Refactor it like this,
a.c = a.b && a.b.length > 0 ? true : false
This is more of a Javascript truthy/falsy issue. The && operator will return the value of one of the operands. See docs:
However, the && and || operators actually return the value of one of the specified operands, so if these operators are used with non-Boolean values, they may return a non-Boolean value.
And specifically for && :
Returns expr1 if it can be converted to false; otherwise, returns expr2. Thus, when used with Boolean values, && returns true if both operands are true; otherwise, returns false.

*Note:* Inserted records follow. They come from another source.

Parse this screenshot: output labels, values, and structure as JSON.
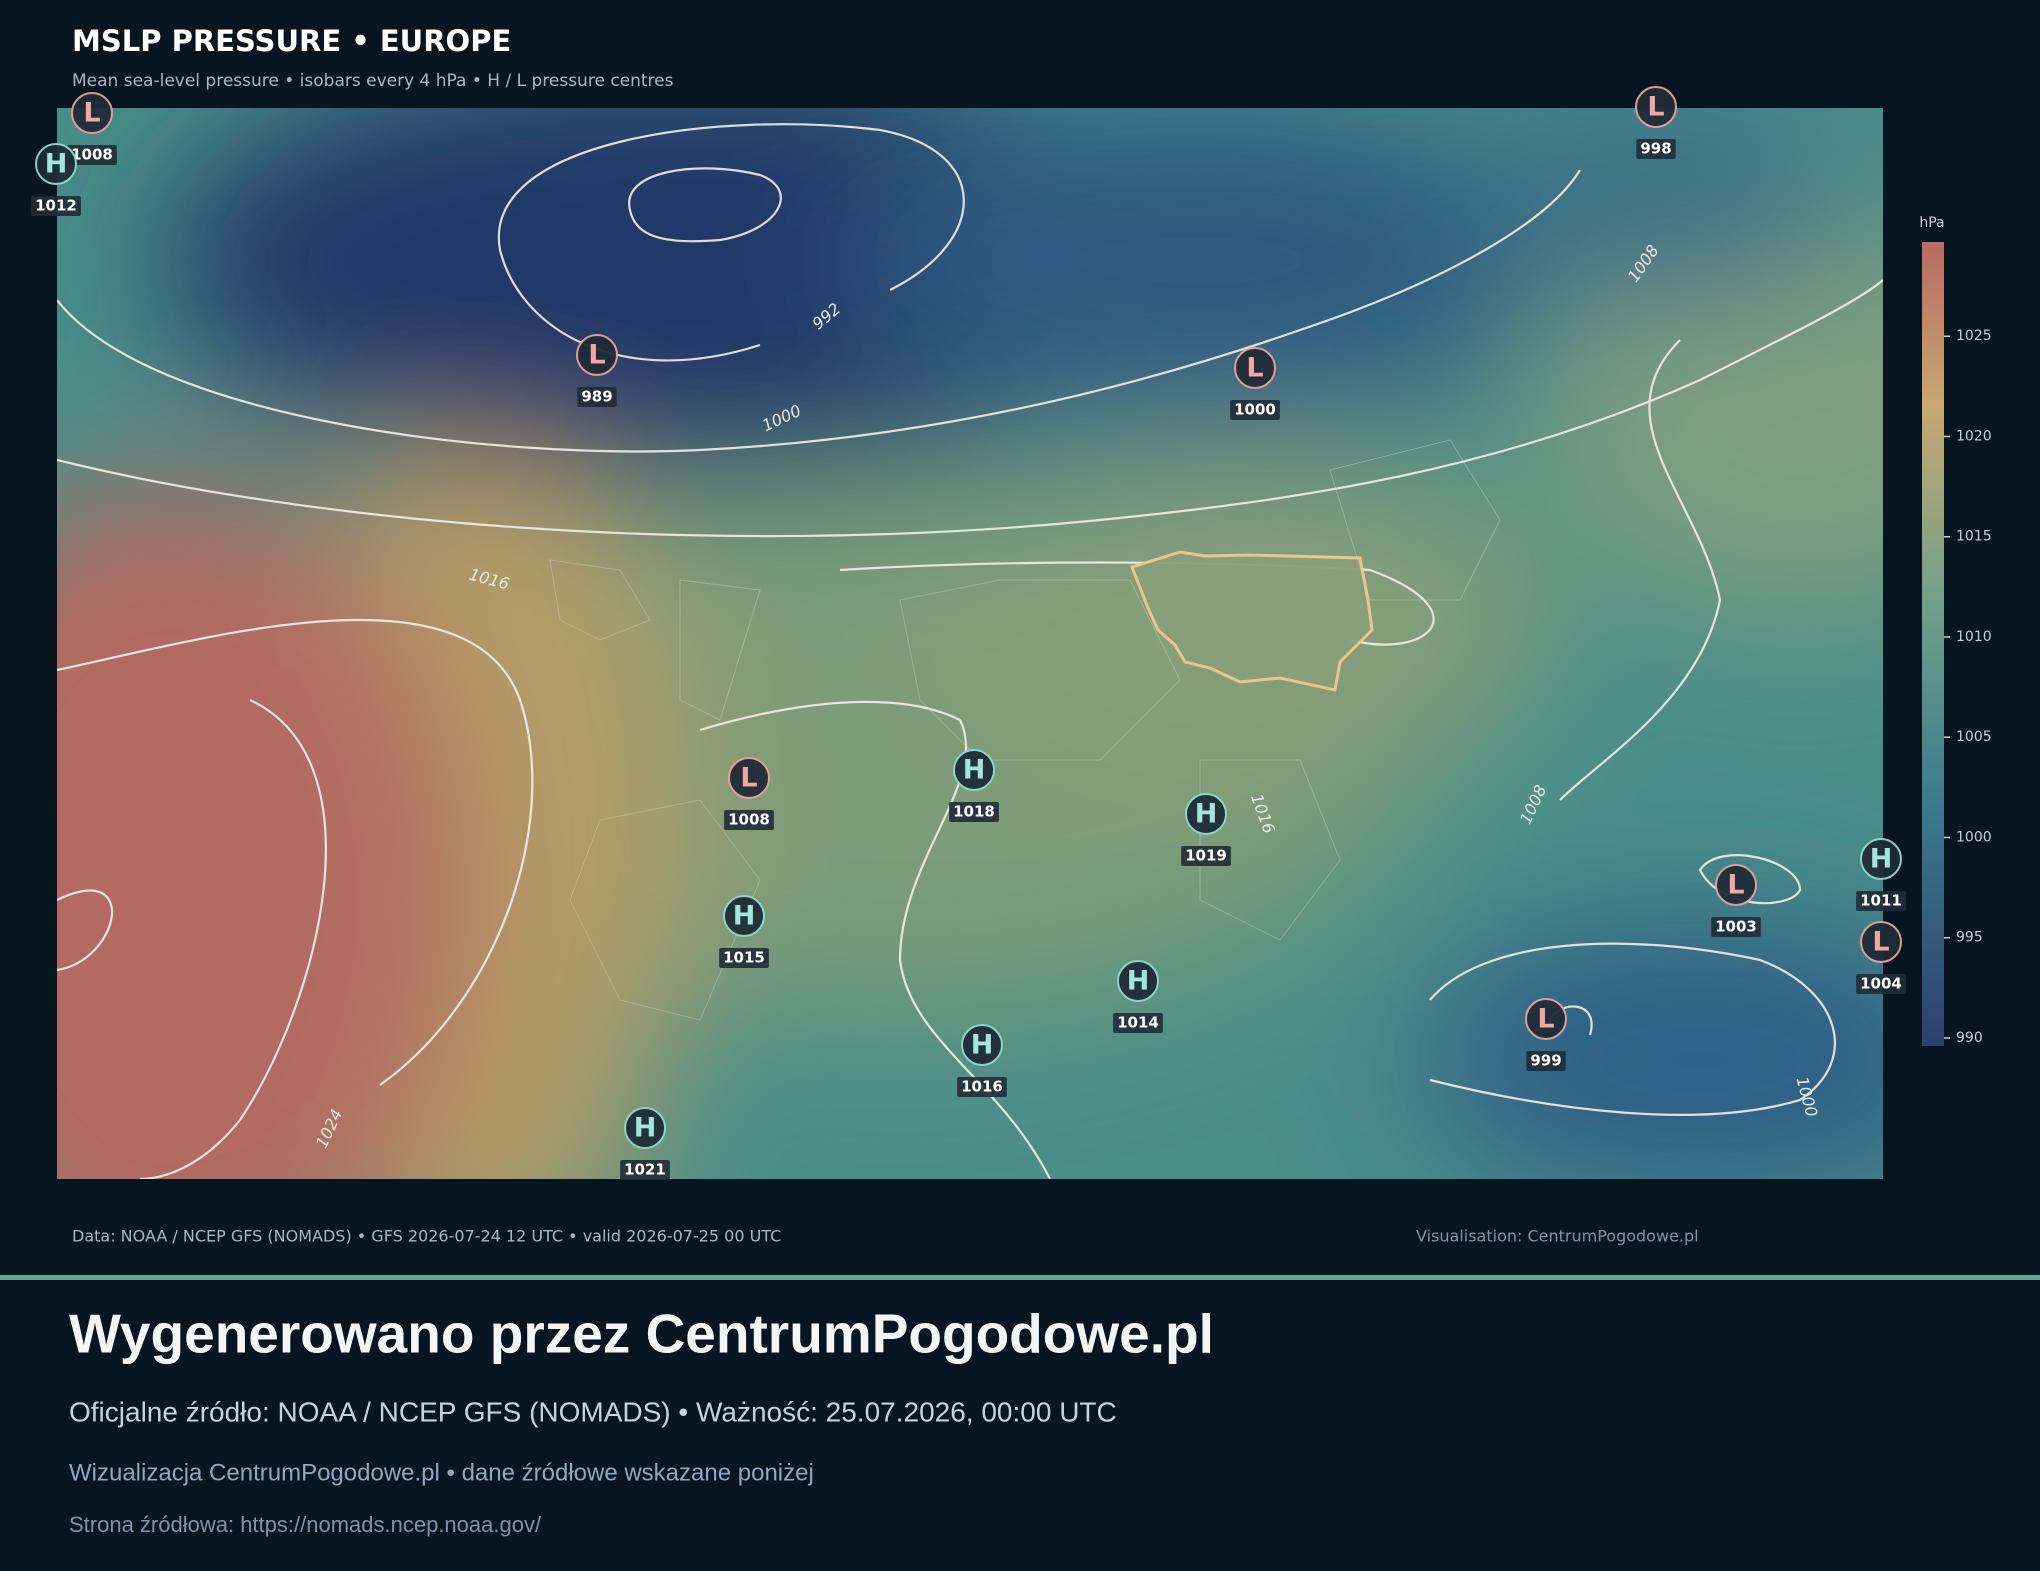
{
  "header": {
    "title": "MSLP PRESSURE • EUROPE",
    "subtitle": "Mean sea-level pressure • isobars every 4 hPa • H / L pressure centres"
  },
  "centres": [
    {
      "type": "L",
      "value": "1008"
    },
    {
      "type": "H",
      "value": "1012"
    },
    {
      "type": "L",
      "value": "989"
    },
    {
      "type": "L",
      "value": "1000"
    },
    {
      "type": "L",
      "value": "998"
    },
    {
      "type": "L",
      "value": "1008"
    },
    {
      "type": "H",
      "value": "1018"
    },
    {
      "type": "H",
      "value": "1019"
    },
    {
      "type": "H",
      "value": "1015"
    },
    {
      "type": "H",
      "value": "1014"
    },
    {
      "type": "H",
      "value": "1016"
    },
    {
      "type": "H",
      "value": "1021"
    },
    {
      "type": "L",
      "value": "1003"
    },
    {
      "type": "H",
      "value": "1011"
    },
    {
      "type": "L",
      "value": "1004"
    },
    {
      "type": "L",
      "value": "999"
    }
  ],
  "isobar_labels": [
    "992",
    "1000",
    "1016",
    "1024",
    "1008",
    "1016",
    "1008",
    "1000"
  ],
  "colorbar": {
    "label": "hPa",
    "lim": [
      989.6,
      1029.7
    ],
    "ticks": [
      990,
      995,
      1000,
      1005,
      1010,
      1015,
      1020,
      1025
    ]
  },
  "map_footer": {
    "source": "Data: NOAA / NCEP GFS (NOMADS) • GFS 2026-07-24 12 UTC • valid 2026-07-25 00 UTC",
    "credit": "Visualisation: CentrumPogodowe.pl"
  },
  "footer": {
    "title": "Wygenerowano przez CentrumPogodowe.pl",
    "subtitle": "Oficjalne źródło: NOAA / NCEP GFS (NOMADS)  •  Ważność: 25.07.2026, 00:00 UTC",
    "note": "Wizualizacja CentrumPogodowe.pl • dane źródłowe wskazane poniżej",
    "source_page": "Strona źródłowa: https://nomads.ncep.noaa.gov/"
  }
}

In your case "" is a falsy value, so it can be converted to false. If you want to ensure you get a boolean use !! (ie. double negation)
let a: A = {b: ''};
a.c = !!(a.b && a.b.length > 0);
console.log(a.c);
Leaning on the reply from @nrgwsth you can refactor further while keeping your structure by replacing a.b with !!a.b in your conditions like this:
let a: A = {b: ''};
a.c = !!a.b && a.b.length > 0;
console.log(a.c);
Applying !a.b converts a.b to its boolean negative, applying !!a.b gives you the positive boolean version of the evaluation.